Sensitivity of MIQP-based design of MPC towards the uncertainty in backlash non-linearity gradient values

Actuator backlash, among other actuator nonlinearities,
has been known to cause serious degradation
in any control loop performance if not handled efficiently.
Current existing techniques in compensating
the backlash effect includes the utilization of backlash
nonlinear inverse, which is normally inserted prior to
the control valves such that the net effect is a pure
input/output gain. Though this technique proved efficient,
the main drawback is when the control valve
is operating near its saturation limits. As such, total
compensation is not possible and the backlash effect
may not be eliminated. The newly developed
Mixed-Integer Quadratic Programming (MIQP)-based
design within the framework of Model Predictive Control
(MPC) has been shown through extensive simulation
on industrial case studies to be able to handle
efficiently both actuator saturation and actuator backlash
nonlinearities simultaneously. In most cases, superior
performance is achieved by the MIQP-based MPC
in comparison to other existing backlash compensation
methods.
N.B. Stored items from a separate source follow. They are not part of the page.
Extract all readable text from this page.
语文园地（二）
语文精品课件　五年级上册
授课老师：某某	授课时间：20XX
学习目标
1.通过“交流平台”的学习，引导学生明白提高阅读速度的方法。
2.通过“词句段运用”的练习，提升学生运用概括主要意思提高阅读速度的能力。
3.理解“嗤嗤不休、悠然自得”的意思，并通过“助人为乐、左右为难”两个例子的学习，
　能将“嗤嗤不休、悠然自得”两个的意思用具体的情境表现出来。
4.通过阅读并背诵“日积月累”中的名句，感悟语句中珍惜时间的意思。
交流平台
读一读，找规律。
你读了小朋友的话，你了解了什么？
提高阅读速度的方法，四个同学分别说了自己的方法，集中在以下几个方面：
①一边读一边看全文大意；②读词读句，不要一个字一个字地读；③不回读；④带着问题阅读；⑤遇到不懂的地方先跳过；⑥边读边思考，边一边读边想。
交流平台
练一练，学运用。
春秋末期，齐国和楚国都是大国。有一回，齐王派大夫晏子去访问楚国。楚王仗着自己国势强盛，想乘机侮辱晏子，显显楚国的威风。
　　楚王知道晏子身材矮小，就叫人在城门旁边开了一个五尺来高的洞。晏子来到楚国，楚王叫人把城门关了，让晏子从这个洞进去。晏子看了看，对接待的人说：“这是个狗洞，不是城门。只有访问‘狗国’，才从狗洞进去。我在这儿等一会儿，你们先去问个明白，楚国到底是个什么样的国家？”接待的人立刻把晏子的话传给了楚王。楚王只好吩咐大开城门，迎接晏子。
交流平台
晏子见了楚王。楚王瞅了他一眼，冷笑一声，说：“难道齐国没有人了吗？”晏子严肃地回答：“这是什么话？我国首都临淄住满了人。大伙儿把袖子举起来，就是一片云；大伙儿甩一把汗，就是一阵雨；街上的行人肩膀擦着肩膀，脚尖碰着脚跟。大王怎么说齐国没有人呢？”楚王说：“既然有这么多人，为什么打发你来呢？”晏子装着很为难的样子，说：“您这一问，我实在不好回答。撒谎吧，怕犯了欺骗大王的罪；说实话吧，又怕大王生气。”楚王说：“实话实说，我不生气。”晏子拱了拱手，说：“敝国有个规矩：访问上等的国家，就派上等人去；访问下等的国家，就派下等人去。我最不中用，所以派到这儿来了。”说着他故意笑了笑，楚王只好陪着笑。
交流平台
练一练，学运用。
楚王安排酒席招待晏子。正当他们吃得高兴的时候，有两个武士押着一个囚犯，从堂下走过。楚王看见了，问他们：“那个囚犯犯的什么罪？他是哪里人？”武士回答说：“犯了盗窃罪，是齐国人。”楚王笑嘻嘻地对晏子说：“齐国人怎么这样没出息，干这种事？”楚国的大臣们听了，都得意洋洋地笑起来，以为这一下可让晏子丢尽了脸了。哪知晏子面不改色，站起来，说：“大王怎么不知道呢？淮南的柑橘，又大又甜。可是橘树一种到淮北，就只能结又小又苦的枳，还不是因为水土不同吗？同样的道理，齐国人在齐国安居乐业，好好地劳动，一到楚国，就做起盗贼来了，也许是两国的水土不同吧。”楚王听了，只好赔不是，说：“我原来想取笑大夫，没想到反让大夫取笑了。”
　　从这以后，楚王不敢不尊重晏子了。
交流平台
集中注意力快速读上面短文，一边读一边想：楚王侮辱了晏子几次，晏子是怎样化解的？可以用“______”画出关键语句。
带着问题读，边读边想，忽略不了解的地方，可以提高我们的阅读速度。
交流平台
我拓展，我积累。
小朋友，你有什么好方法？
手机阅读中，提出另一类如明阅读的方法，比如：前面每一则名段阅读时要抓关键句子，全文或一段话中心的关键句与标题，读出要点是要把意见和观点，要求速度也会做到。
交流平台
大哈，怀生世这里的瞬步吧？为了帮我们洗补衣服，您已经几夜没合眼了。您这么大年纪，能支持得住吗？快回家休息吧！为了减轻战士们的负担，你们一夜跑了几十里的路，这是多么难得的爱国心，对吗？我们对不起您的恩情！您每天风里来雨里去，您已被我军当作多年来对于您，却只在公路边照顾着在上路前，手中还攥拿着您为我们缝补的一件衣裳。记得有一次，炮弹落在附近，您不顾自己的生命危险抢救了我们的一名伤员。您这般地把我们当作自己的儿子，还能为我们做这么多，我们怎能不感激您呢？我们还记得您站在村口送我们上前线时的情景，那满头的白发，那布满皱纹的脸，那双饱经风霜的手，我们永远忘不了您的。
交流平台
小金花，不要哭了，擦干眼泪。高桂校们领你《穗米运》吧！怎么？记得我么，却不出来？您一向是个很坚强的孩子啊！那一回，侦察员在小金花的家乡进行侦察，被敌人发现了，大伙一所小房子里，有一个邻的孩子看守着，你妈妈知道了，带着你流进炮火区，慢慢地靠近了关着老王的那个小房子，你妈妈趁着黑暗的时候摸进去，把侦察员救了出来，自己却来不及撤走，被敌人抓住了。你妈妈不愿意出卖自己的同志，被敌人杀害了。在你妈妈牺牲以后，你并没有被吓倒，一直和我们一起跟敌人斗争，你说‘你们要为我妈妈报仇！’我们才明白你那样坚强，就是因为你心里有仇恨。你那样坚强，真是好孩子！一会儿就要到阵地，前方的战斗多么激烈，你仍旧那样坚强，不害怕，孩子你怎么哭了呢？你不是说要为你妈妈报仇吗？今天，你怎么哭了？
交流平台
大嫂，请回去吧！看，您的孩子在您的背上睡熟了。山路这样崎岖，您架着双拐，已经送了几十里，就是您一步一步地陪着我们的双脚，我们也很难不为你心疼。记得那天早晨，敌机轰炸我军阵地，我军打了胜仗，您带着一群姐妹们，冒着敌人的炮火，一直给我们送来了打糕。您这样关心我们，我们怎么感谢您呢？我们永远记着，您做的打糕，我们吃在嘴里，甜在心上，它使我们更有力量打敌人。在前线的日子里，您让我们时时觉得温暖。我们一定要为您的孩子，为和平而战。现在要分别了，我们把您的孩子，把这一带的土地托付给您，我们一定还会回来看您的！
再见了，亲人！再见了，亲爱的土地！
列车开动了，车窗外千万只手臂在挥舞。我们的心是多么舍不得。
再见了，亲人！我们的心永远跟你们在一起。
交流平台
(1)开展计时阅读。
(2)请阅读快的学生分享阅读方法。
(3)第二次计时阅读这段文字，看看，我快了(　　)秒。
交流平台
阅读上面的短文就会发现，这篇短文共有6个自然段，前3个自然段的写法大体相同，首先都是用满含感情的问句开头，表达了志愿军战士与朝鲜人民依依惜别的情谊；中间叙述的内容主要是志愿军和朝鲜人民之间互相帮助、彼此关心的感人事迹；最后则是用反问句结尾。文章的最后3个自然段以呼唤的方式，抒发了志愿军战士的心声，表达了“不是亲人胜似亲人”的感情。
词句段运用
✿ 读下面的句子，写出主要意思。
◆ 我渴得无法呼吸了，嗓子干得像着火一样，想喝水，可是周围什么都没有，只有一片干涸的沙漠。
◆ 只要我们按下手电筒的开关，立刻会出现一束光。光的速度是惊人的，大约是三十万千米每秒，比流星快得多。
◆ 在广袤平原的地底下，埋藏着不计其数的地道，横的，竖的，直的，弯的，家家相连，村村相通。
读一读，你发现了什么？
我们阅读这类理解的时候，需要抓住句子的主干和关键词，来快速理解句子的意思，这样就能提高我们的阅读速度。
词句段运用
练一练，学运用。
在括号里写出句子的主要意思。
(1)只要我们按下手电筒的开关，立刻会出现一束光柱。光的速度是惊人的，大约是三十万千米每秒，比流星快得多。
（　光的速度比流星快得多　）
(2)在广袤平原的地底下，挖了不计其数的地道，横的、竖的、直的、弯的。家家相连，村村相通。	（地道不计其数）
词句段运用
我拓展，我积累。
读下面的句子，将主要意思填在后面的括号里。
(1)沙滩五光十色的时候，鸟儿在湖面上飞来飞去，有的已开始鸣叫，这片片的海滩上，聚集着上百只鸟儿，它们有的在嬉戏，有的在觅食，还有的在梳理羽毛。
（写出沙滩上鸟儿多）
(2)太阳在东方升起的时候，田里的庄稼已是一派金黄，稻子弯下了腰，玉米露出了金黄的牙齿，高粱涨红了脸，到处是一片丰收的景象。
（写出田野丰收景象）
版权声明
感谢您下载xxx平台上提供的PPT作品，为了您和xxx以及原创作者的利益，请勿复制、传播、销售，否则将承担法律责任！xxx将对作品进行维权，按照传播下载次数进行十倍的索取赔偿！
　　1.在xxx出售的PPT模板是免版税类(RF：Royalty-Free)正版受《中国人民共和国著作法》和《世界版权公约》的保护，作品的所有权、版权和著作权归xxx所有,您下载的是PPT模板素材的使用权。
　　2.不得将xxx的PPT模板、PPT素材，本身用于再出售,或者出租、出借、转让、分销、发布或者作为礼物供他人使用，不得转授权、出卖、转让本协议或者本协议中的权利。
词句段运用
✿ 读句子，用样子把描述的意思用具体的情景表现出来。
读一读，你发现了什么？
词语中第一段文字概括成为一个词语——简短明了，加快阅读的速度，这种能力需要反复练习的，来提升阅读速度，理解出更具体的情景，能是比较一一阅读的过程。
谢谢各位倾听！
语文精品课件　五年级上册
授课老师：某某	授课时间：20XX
The simulation studies so far, however,
are based on the assumption of unity backlash gradient.
This may not be necessarily true in real-life situations.
In this paper, the sensitivity of the MIQP-based
MPC design is evaluated against the uncertainty in
the backlash gradient values. Simulation results via an
industrial Fluidized Catalytic Cracking Unit (FCCU)
case study are presented to show the robustness of the
newly proposed method to the uncertainties in the gradient
values.